Frank begins to move through his trauma because he “regains his lost sense of purpose” in rescuing Cee. It is a “redemption quest of the shattered black self.” When he arrives at the doctor’s house, he is calm and collected; he “retrieves his manliness and dignity, and breaks with the Western stereotype of the black man as a beast. His non-violent actions make him feel proud for the first time in a long time.” By the end of the novel, Frank is able to cry for the first time, to see his sister as a real person, and to honor another lost Black man through the burial at the bay tree.

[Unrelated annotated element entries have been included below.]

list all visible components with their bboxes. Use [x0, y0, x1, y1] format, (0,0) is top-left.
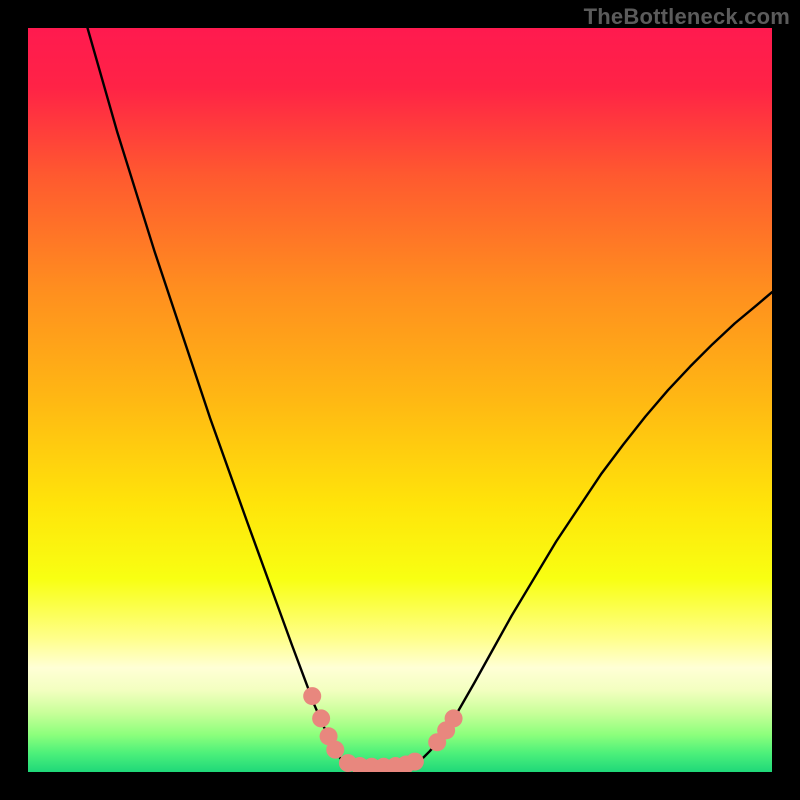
plot-area [28, 28, 772, 772]
marker-dot [303, 687, 321, 705]
marker-dot [406, 753, 424, 771]
watermark-label: TheBottleneck.com [584, 4, 790, 30]
plot-svg [28, 28, 772, 772]
chart-frame: TheBottleneck.com [0, 0, 800, 800]
marker-dot [312, 709, 330, 727]
marker-dot [445, 709, 463, 727]
marker-dot [326, 741, 344, 759]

Cee’s childhood trauma is similar to Frank’s, but her adult trauma is different than his in that it is physical. Maxine L. Montgomery notes that “the black body is a potent site of trauma before, during, and after slavery,” something that Morrison comments on with the doctor’s experiments on Cee and her resulting infertility. Morrison also alludes to her own novel Beloved with Cee’s “images of an unborn child whose eerie visage brings to mind the ghost child Beloved, an embodiment of a buried history tied to slavery and the perilous transatlantic voyage...The ghostly apparition is also a constant reminder of the physical wound—the scab—that the young woman must carry for the rest of her life.” Additionally, as Katrina Harack explains, “Morrison illustrates how the body is related to identity, as Cee’s race, gender, and age work together to form limitations that she must learn to negotiate if she is to survive.” Cee is able to cope with her trauma due to the community of women who heal her (more on this in the last analysis) and her coming to terms with her self-worth and independence.